Johnny Maes uit Zeebrugge werkt al negentien jaar onafgebroken aan de dokken van de achterhaven van Zeebrugge, tot deze week. Door de blokkades van de boeren kan Maes namelijk onmogelijk op zijn werk geraken.
Geïsoleerd
"Ik zit hier al drie dagen volledig geïsoleerd op café", vertelt Johnny, "in Oostende. En Bredene. Enfin, ik heb me al een paar keer verlegd met de kusttram, maar een café blijft een café natuurlijk." Maes heeft zijn werkgever alvast laten weten dat hij zich onmogelijk naar zijn plaats van tewerkstelling kan begeven.
Johnny en de andere tooghangers in het café beginnen een nieuw spelletje kaarten. De toestand is er naar eigen zeggen dramatisch: "ik heb al drie dagen niks anders kunnen eten dan pisnoten, en ik kan hier enkel bier drinken. Ja ze hebben ook andere dranken zoals thee, cola of water, maar ik ben toch geen mietje?"
Johnny schudt zijn hoofd en kijkt op. "Gerard godverdomme. Koekes is troef, dat is een klaver." Johnny smeekt de boeren om terug naar huis te kunnen: "zie je met wat ik hier moet spelen?
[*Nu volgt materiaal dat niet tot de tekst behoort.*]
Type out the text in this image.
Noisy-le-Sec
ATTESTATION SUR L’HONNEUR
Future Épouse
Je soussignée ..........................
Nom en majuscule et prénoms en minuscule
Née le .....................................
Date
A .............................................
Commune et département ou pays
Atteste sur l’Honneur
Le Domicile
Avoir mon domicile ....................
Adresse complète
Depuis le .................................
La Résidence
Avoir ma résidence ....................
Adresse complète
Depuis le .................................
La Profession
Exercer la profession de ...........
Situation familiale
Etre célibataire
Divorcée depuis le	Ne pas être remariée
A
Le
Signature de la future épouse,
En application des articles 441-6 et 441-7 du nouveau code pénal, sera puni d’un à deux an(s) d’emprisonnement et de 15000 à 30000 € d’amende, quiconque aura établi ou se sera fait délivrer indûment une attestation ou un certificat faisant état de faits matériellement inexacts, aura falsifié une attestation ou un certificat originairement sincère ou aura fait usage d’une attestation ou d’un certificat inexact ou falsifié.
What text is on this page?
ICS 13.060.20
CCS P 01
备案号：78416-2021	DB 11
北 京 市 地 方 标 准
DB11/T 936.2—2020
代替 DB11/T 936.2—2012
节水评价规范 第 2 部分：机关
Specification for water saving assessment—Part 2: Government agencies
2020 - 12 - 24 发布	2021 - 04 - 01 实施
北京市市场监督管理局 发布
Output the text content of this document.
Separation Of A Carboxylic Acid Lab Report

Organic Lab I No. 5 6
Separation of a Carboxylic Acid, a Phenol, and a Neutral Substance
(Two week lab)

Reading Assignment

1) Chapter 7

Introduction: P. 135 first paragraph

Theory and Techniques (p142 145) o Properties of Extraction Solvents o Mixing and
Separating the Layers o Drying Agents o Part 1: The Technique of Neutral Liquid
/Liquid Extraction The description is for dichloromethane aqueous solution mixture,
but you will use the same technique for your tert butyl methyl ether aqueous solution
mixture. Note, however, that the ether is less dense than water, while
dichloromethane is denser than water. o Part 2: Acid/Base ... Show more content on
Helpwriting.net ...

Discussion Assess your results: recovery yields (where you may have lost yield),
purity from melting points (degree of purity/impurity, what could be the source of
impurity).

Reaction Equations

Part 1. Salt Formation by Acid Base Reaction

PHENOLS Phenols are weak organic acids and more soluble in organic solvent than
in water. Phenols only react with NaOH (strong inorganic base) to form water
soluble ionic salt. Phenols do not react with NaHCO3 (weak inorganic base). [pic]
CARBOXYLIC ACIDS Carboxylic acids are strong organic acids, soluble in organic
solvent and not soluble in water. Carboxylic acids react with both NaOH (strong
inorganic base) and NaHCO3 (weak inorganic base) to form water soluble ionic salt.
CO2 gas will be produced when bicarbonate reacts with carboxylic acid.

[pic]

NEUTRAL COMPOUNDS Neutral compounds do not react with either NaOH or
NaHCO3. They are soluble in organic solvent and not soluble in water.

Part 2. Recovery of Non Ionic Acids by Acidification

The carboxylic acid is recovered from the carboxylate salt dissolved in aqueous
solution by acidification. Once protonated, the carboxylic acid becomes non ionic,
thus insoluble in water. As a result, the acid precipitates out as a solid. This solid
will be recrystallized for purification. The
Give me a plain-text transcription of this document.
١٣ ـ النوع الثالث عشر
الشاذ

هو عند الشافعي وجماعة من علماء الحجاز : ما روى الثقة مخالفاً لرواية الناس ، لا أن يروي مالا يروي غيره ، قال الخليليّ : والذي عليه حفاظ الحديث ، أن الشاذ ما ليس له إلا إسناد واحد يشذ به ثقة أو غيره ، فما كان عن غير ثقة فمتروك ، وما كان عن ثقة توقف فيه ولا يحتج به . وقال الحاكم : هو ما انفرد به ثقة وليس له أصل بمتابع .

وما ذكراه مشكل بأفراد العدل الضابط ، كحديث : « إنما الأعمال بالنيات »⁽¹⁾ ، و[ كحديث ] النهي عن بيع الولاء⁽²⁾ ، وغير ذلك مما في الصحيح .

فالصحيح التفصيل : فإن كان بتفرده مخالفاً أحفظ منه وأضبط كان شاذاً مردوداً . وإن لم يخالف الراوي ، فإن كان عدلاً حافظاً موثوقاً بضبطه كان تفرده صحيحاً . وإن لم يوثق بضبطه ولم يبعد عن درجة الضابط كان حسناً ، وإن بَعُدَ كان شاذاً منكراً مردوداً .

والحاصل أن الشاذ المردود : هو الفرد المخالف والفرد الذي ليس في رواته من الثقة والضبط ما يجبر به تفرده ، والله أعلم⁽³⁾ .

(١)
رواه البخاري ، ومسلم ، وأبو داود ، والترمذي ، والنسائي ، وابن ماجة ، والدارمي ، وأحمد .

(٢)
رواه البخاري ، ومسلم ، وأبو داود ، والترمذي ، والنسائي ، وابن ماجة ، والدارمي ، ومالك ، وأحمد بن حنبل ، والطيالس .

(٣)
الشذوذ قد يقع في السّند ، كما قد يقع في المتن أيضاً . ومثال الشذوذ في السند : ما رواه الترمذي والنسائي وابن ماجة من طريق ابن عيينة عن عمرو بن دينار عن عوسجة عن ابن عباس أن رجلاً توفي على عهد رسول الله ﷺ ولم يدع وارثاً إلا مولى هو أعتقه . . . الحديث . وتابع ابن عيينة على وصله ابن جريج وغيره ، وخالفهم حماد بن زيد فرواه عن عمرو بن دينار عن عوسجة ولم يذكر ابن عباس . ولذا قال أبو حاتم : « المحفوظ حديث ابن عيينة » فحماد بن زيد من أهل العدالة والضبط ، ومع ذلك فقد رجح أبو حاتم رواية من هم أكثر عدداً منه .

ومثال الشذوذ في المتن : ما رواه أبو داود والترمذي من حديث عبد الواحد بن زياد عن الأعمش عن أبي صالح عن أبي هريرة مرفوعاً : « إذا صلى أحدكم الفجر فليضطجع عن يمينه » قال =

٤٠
Gerard is seniel. En ik heb nog een bak Orval in de kelder staan, straks gaat ie over zijn hoogtepunt zijn."
Doodsongerust
Maes heeft ook al drie dagen niks kunnen laten weten aan zijn vrouw door de protesten: "mijn telefoon ligt daar op de tafel in de hoek, maar Gerard hier naast me zou direct mijn pint leegketsen mocht ik van mijn stoel gaan. Wat een doffe ellende. Ze is vast doodsongerust. Nu ja - drinkt slok van zijn pint - ze zal het wel overleven."
Begrip voor het boerenprotest is er bij Maes naar eigen zeggen niet: "waarom moeten ze mij zo viseren? Ik ben toch ook een Clubsupporter?" De aandacht gaat terug naar het kaartspel: "Gerard, je mag uitkomen."